C’eravamo conosciuti proprio a cena una decina di anni prima. A casa sua. Dalla prima volta Gianni e Loredana mi hanno fatto sentire a casa. Forse questo è il loro segreto, che poi non è un segreto. È solo umanità. E anche tutti quei racconti di Gianni sembravano incontri con gente qualsiasi. Castro è uno conosciuto in vacanza. De Niro è l’attore del teatro parrocchiale. Muhammad Ali è il pugile della palestra popolare. Tutta gente di casa. Tutto il mondo un condominio. Tutta la vita un viaggio».
(Ascanio Celestini)

Per le nostre serie che continuano anche in questo numero ricordiamo le donne di Calendaria Nelly Sachs Premio Nobel per la letteratura 1966 e “Betty” Williams Premio Nobel per la pace 1976. 

In questo numero troverete anche un altro appuntamento di “Credito alle donne”. «Je m’appelle Attikpo Amee Akpene, ma il mio nickname è Charitè» Inizia così l’articolo La storia di Charitè, il modello Charitè, dedicato a Kpele Govie Konda presidente dell’Unione des Groupement de femme rurales

Continuiamo a parlare di cultura: Rileggere i classici. XV e XVI secolo, ci aiuterà a comprendere i meccanismi di trasmissione culturale che hanno contribuito a consolidare l’interpretazione patriarcale della società nelle opere di L’Orlando Furioso e La Gerusalemme Liberata. All the Beauty and the Bloodshed, Nan Goldin oltre la fotografia, questo è invece l’articolo in cui Emilia Guarneri ci introduce il documentario diretto da Laura Poitras. L’opera ripercorre alcune tappe della vita artistica e politica della fotografa di fama mondiale Nan Goldin, profondamente segnata dalla morte della sorella. Ci appresteremo poi a racontare un’eroica impresa di salvaguardia del patrimonio artistico-culturale, portata alla luce in una mostra nella nostra capitale. Arte liberata di Livia Capasso ci guida alla scoperta di storie di cui non si è parlato abbastanza, nella speranza che ricevano un degno riconoscimento.

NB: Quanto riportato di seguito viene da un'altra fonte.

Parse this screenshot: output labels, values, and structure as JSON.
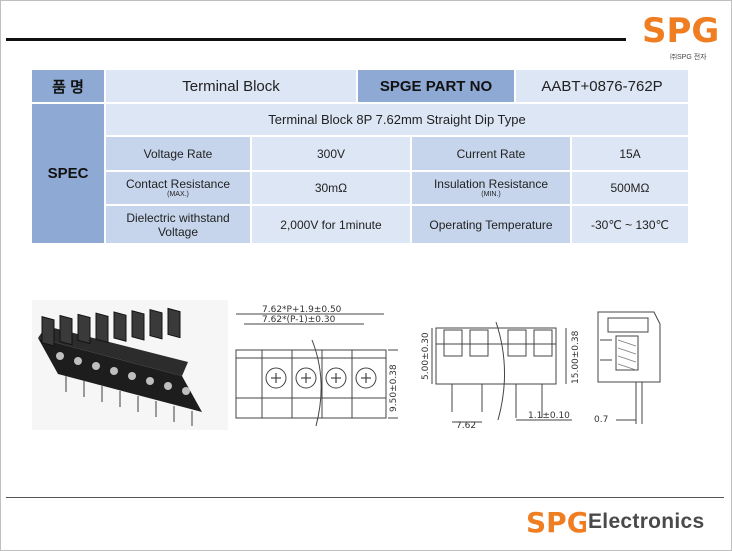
{
  "brand": {
    "logo_text": "SPG",
    "top_sub": "㈜SPG 전자",
    "bottom_word": "Electronics",
    "accent": "#ef7d22"
  },
  "header": {
    "name_label": "품  명",
    "name_value": "Terminal Block",
    "part_label": "SPGE PART NO",
    "part_value": "AABT+0876-762P"
  },
  "spec": {
    "side_label": "SPEC",
    "description": "Terminal Block 8P 7.62mm Straight Dip Type",
    "rows": [
      {
        "k1": "Voltage Rate",
        "k1_sub": "",
        "v1": "300V",
        "k2": "Current Rate",
        "k2_sub": "",
        "v2": "15A"
      },
      {
        "k1": "Contact Resistance",
        "k1_sub": "(MAX.)",
        "v1": "30mΩ",
        "k2": "Insulation Resistance",
        "k2_sub": "(MIN.)",
        "v2": "500MΩ"
      },
      {
        "k1": "Dielectric withstand Voltage",
        "k1_sub": "",
        "v1": "2,000V for 1minute",
        "k2": "Operating Temperature",
        "k2_sub": "",
        "v2": "-30℃ ~ 130℃"
      }
    ]
  },
  "drawings": {
    "front_dim_top": "7.62*P+1.9±0.50",
    "front_dim_pitch": "7.62*(P-1)±0.30",
    "front_dim_height": "9.50±0.38",
    "side_dim_a": "5.00±0.30",
    "side_dim_b": "15.00±0.38",
    "side_dim_pitch": "7.62",
    "side_dim_pin": "1.1±0.10",
    "end_dim": "0.7"
  }
}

Per la nostra serie Storia dell’alimentazione ci sposteremo nelle fertili valli della Mesopotamia, a indagare cibi e usanze delle antiche popolazioni di quelle zone; seguirà poi un approfondimento sulle colture dell’Antico Egitto. 

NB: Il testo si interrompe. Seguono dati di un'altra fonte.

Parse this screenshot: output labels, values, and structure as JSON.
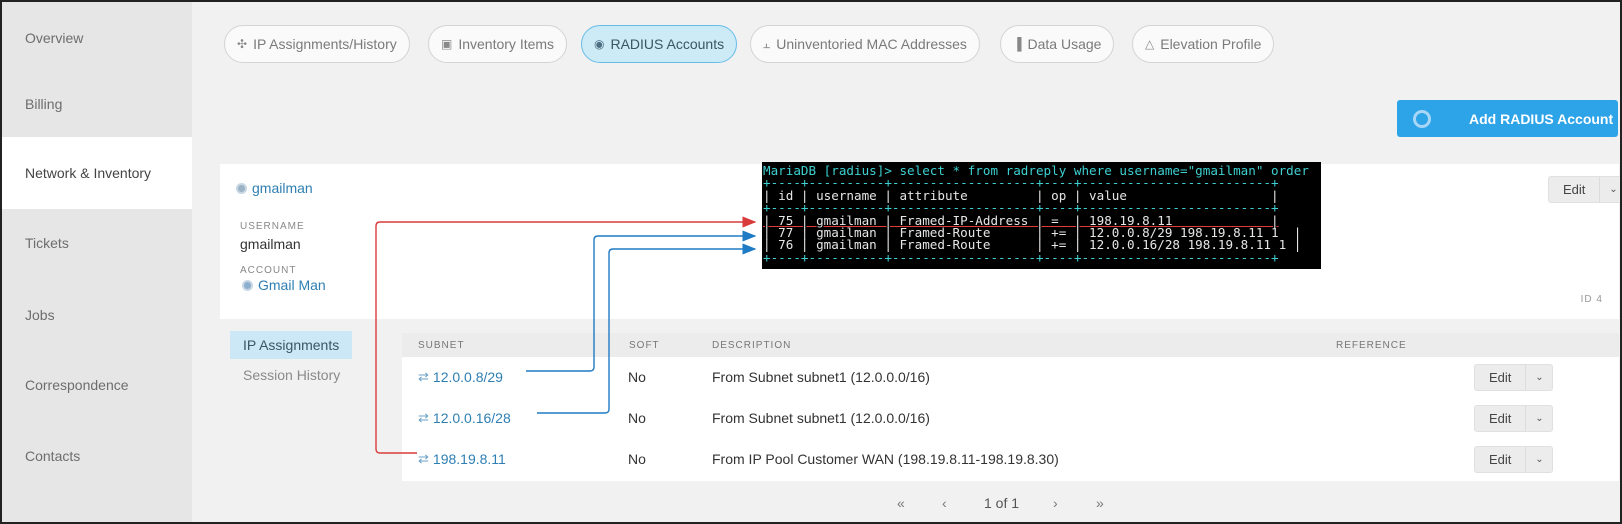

Torneremo poi in Europa, nel presente, dove ci aspetta l’analisi degli avvenimenti che stanno scuotendo la Francia attraverso le lenti del fotoreportage di un nostro collaboratore. Anche nell’articolo Trame di stoffa, trame di lotta ricordiamo le proteste pacifiste che si mossero nella Val Bisenzio nei primi decenni dello scorso secolo, tra le cui organizzatrici ricordiamo Teresa Meroni e le lavoratrici del settore tessile di quelle zone. Oggi come allora, lo sciopero e la disobbedienza civile tornano a essere strumenti dei cittadini per esprimere il proprio dissenso verso le pratiche istituzionali che riconoscono essere illegittime. Ce ne parla anche il libro Di Lotta e di Cura uscito alle stampe lo scorso febbraio per Iacobelli, in cui Maria Chiara Risoldi racconta le tappe più significative della Casa delle Donne di Bologna, nel frizzante clima dell’attivismo femminista di fine Novecento: trovate la nostra recensione in questo numero. 

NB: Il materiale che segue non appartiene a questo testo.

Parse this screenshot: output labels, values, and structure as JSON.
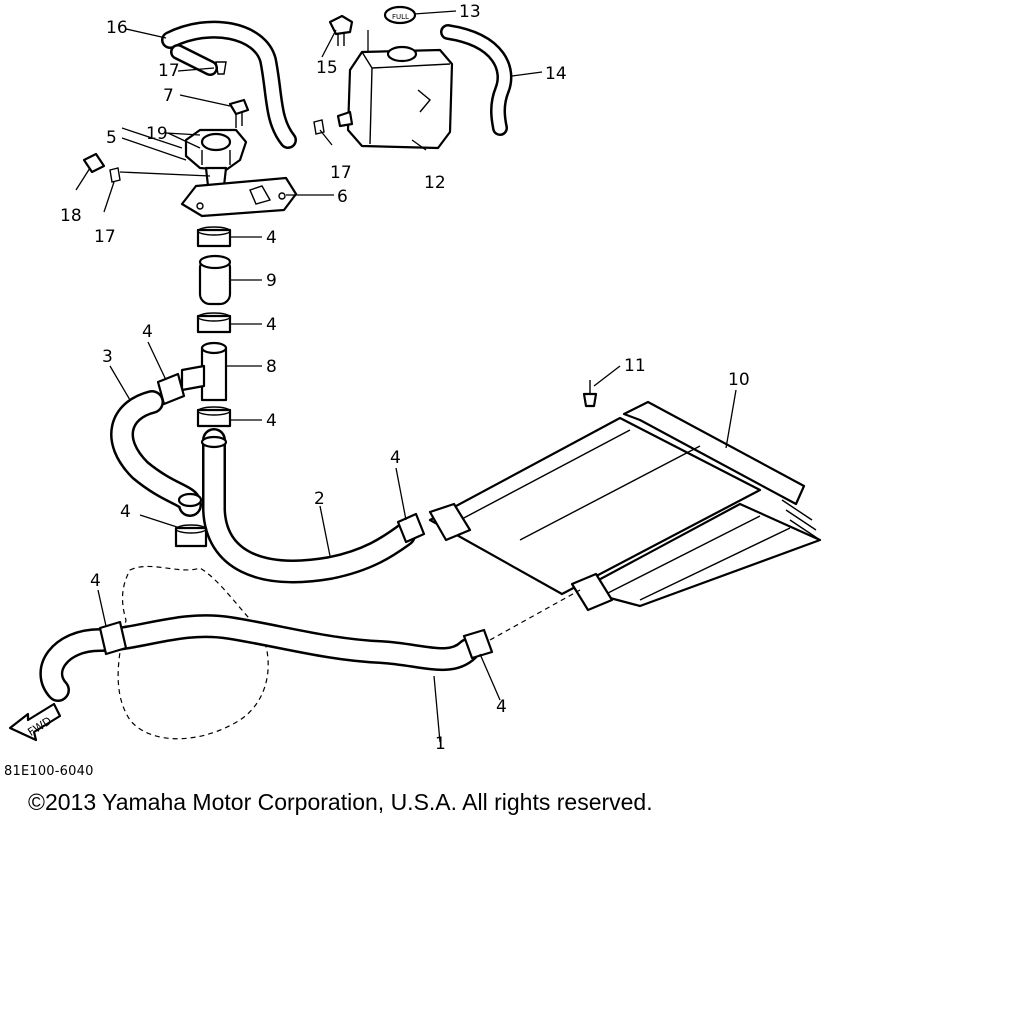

Parlando di attualità, La guerra continua. Il primo numero di Limes 2023 parte prima svergogna, senza alcun velo, i giochetti di propaganda usati (recentemente e non) dalle principali potenze mondiali nel conflitto russo-ucraino. 

Per chi se le fosse perse, trovate le maratone dei Salotti di questa settimana (incentrate sul progetto promosso dall’UNAR Senso di marcia, in occasione XIX settimana contro il razzismo) nel canale YouTube di Toponomastica femminile; la nostra redazione ha in serbo per voi le relazioni delle conferenze condotte mattina per mattina, con il contributo essenziale di molte nostre collaboratrici e associate. Trovate le relazioni di martedì e di venerdì.

Infine, scommetto non vediate l’ora di provare la nuova ricetta La cucina vegana. Patate al forno profumate alle erbe proposta da Paola Bortolani.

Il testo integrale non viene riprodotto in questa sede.